The third annual report explores the professional aspirations of the class of 2018 including industry, role and salary expectations along with grad school ambitions.
“This year’s graduates are confident in their ability to find the job they want after graduation, and a well-paying one at that,” said Susan Vitale, chief marketing officer at iCIMS. “For employers, even with an abundance of educated candidates, nearly 80 percent of recruiters are finding filling entry-level positions more challenging than they did three years ago. In response, recruiters have upped their game by offering better salaries and benefits (41 percent), increased training and development (40 percent), and enhancing their employee referral programs (33 percent).”
In addition to the survey of college seniors and recruiters, the report also includes data points from iCIMS’ platform, which is drawn from a database of more than 61 million applications and 3 million jobs posted per year by more than 3,500 customers. Key data points include:
STEM hires: Outside of Silicon Valley and New York City, the top U.S. metro areas where the highest percentage of hires were STEM majors included Seattle, WA, Tampa, FL and Baltimore, MD.

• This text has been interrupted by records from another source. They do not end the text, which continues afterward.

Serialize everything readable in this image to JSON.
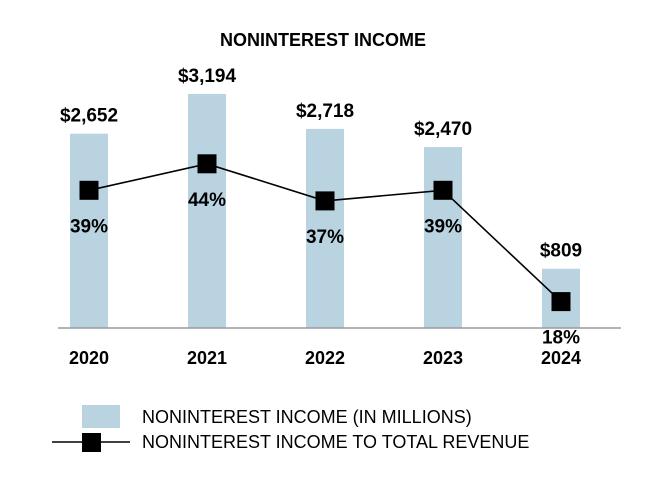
{
  "chart_data": {
    "type": "bar",
    "title": "NONINTEREST INCOME",
    "categories": [
      "2020",
      "2021",
      "2022",
      "2023",
      "2024"
    ],
    "series": [
      {
        "name": "NONINTEREST INCOME (IN MILLIONS)",
        "kind": "bar",
        "values": [
          2652,
          3194,
          2718,
          2470,
          809
        ],
        "labels": [
          "$2,652",
          "$3,194",
          "$2,718",
          "$2,470",
          "$809"
        ],
        "color": "#b9d3e1"
      },
      {
        "name": "NONINTEREST INCOME TO TOTAL REVENUE",
        "kind": "line",
        "values": [
          39,
          44,
          37,
          39,
          18
        ],
        "labels": [
          "39%",
          "44%",
          "37%",
          "39%",
          "18%"
        ],
        "color": "#000000"
      }
    ],
    "xlabel": "",
    "ylabel": "",
    "grid": false,
    "legend_position": "bottom"
  }
}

Hiring timing: College seniors should expect the jobs they are applying for to be filled within 43 days of the posting date.
Grad school: Based on the percent of recent hires who earned a master’s degree, the top majors in which it is important to go to grad school include HR, healthcare administration and technology, education, software engineering, and public health and health policy.
Key findings from the survey include:
Salary expectations: While new grads expect an average salary of $54,010, recruiters estimate they will pay entry-level employees $56,532, on average — a substantial jump of more than $10,000 since last year when their estimate was $45,361, on average.
Gender pay gap: The women of the class of 2018 are far less confident in earning higher wages than men. On average men surveyed expect a salary of approximately $65,558 while women expect $49,002 on average.
Gig economy: Even with salary expectations rising, 64 percent of college seniors said they are likely to get a job in the “gig economy” to supplement their main income.
Application timing: While 70 percent of college seniors say they plan to start applying to jobs before graduation, nearly two in five students (39 percent) don’t start their job search process until less than a month before they graduate.
STEM degrees: While only 24 percent of college seniors surveyed will be graduating with a degree in STEM, these students are in high demand – 52 percent of recruiters say they are most interested in hiring majors in these fields.
In-demand roles: Employers may have trouble filling their most in-demand entry-level role needs (human resources and information technology) as only 16 percent of seniors want to work in HR roles and 14 percent want to work in IT roles.
Grad school plans: More than half of surveyed companies have seen an increase in the number of applicants with a master’s degree for entry-level positions, but 72 percent feel applicants with a master’s degree are overqualified for an entry-level position.
To compile the report, iCIMS conducted a survey of 400 U.S. college seniors and 400 U.S. HR recruiting professionals.